- Theatrical release poster
- Directed by: Cy Endfield
- Screenplay by: Jo Pagano
- Based on: The Condemned 1947 novel by Jo Pagano
- Produced by: Robert Stillman
- Starring: Frank Lovejoy Kathleen Ryan Richard Carlson
- Cinematography: Guy Roe
- Edited by: George Amy
- Music by: Hugo Friedhofer
- Color process: Black and white
- Production company: Robert Stillman Productions
- Distributed by: United Artists
- Release date: December 12, 1950;
- Running time: 92 minutes
- Country: United States
- Language: English
- Budget: $410,000

= The Sound of Fury (film) =

1950 film by Cy Endfield

The Sound of Fury (reissued as Try and Get Me!) is a 1950 American crime film noir directed by Cy Endfield and starring Frank Lovejoy, Kathleen Ryan, Richard Carlson. The film is based on the 1947 novel The Condemned by Jo Pagano, who also wrote the screenplay.

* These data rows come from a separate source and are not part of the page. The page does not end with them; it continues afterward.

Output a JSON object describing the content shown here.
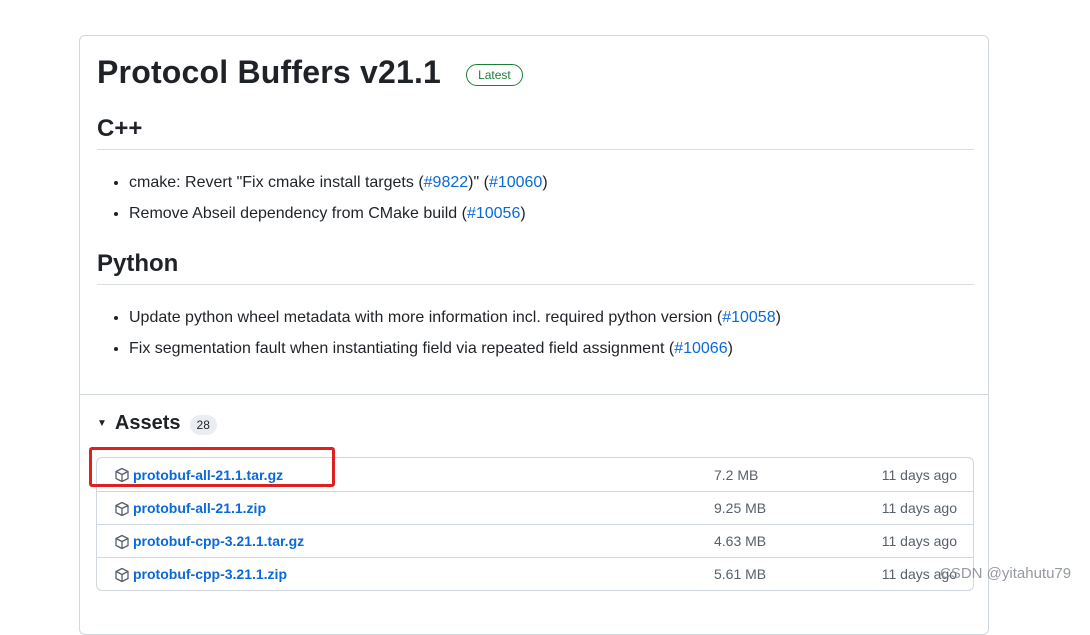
{
  "release": {
    "title": "Protocol Buffers v21.1",
    "badge": "Latest"
  },
  "sections": [
    {
      "heading": "C++",
      "items": [
        {
          "parts": [
            "cmake: Revert \"Fix cmake install targets (",
            "#9822",
            ")\" (",
            "#10060",
            ")"
          ]
        },
        {
          "parts": [
            "Remove Abseil dependency from CMake build (",
            "#10056",
            ")"
          ]
        }
      ]
    },
    {
      "heading": "Python",
      "items": [
        {
          "parts": [
            "Update python wheel metadata with more information incl. required python version (",
            "#10058",
            ")"
          ]
        },
        {
          "parts": [
            "Fix segmentation fault when instantiating field via repeated field assignment (",
            "#10066",
            ")"
          ]
        }
      ]
    }
  ],
  "assets": {
    "title": "Assets",
    "count": "28",
    "caret_icon": "triangle-down-icon",
    "rows": [
      {
        "name": "protobuf-all-21.1.tar.gz",
        "size": "7.2 MB",
        "date": "11 days ago"
      },
      {
        "name": "protobuf-all-21.1.zip",
        "size": "9.25 MB",
        "date": "11 days ago"
      },
      {
        "name": "protobuf-cpp-3.21.1.tar.gz",
        "size": "4.63 MB",
        "date": "11 days ago"
      },
      {
        "name": "protobuf-cpp-3.21.1.zip",
        "size": "5.61 MB",
        "date": "11 days ago"
      }
    ],
    "row_icon": "package-icon"
  },
  "annotation": {
    "color": "#e02020"
  },
  "watermark": "CSDN @yitahutu79",
  "colors": {
    "link": "#0969da",
    "badge_green": "#1a7f37",
    "border": "#d0d7de",
    "muted": "#57606a"
  }
}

The Pagano novel was based on events that occurred in 1933 when two men were arrested in San Jose, California for the kidnapping and murder of Brooke Hart. The suspects confessed and were subsequently lynched by a mob of locals. The 1936 film Fury, directed by Fritz Lang, was inspired by the same incident.

==Plot==
Howard Tyler is a family man from Boston, living in California with his wife and boy, who has trouble finding a job. He meets charismatic small-time hood Jerry Slocum, who hires Howard to participate in gas-station robberies. Later, Jerry concocts a plan to kidnap Donald Miller, the son of a wealthy man, to receive a large ransom. Things go wrong when Jerry kills the man and throws the body into a lake. Howard, who did not know that his and Jerry's criminal exploits would include murder, reaches his emotional limit and begins drinking heavily. He meets a lonely woman and, while drunk, confesses to the crime. The woman flees and informs the police.

When the two kidnappers are arrested, a local journalist writes a series of vicious articles about the two prisoners. A vicious mob assembles outside the police station, overpowers the guards and storms the building, seizing the two men in order to kill them.

==Cast==
- Frank Lovejoy as Howard Tyler
- Kathleen Ryan as Judy Tyler
- Richard Carlson as Gil Stanton
- Lloyd Bridges as Jerry Slocum
- Katherine Locke as Hazel Weatherwax
- Adele Jergens as Velma
- Art Smith as Hal Clendenning
- Renzo Cesana as Dr. Vito Simone
- Irene Vernon as Helen Stanton
- Cliff Clark as Sheriff Lem Deming
- Harry Shannon as Mr. Yaeger
- Donald Doss as Tommy Tyler (as Donald Smelick)
- Joe E. Ross as Nightclub comic magician (uncredited)

==Production==
The film was the first independent production from Robert Stillman, who had worked with Stanley Kramer, and signed a six picture deal with United Artists. The film starred Frank Lovejoy, who had been in Kramer's Home of the Brave.

Filming took place in Phoenix, Arizona.

The movie encountered censorship trouble in New York due to the last section.

==Reception and legacy==

===Critical response===
New York Times film critic Bosley Crowther panned the film, writing: "Although Mr. Endfield has directed the violent climactic scenes with a great deal of sharp visualization of mass hysteria and heat, conveying a grim impression of the nastiness of a mob, he has filmed the rest of the picture in a conventional melodramatic style. Neither the script nor the numerous performances are of a distinctive quality," and that audiences had "to expend pity and resentment towards society in the cause of a common thief."

Raymond Borde and Etienne Chaumeton, in a work on American film noir, wrote that "the prison assault remains one of the most brutal sequences in postwar American cinema."

In 1998, Jonathan Rosenbaum of the Chicago Reader included the film in his unranked list of the best American films not included on the AFI Top 100.

The film was mentioned in Thom Andersen's 1996 video essay documentary Red Hollywood.

===Accolades===
Nominations
- British Academy of Film and Television Arts Awards: Best Film from Any Source, 1952.

=== Restoration ===
Among the final films made in the U.S. by blacklisted writer/director Cy Endfield before he relocated to England, The Sound of Fury has been restored by the Film Noir Foundation. The restored version was aired for the first time on Turner Classic Movies on January 25, 2020, and was introduced by Eddie Muller.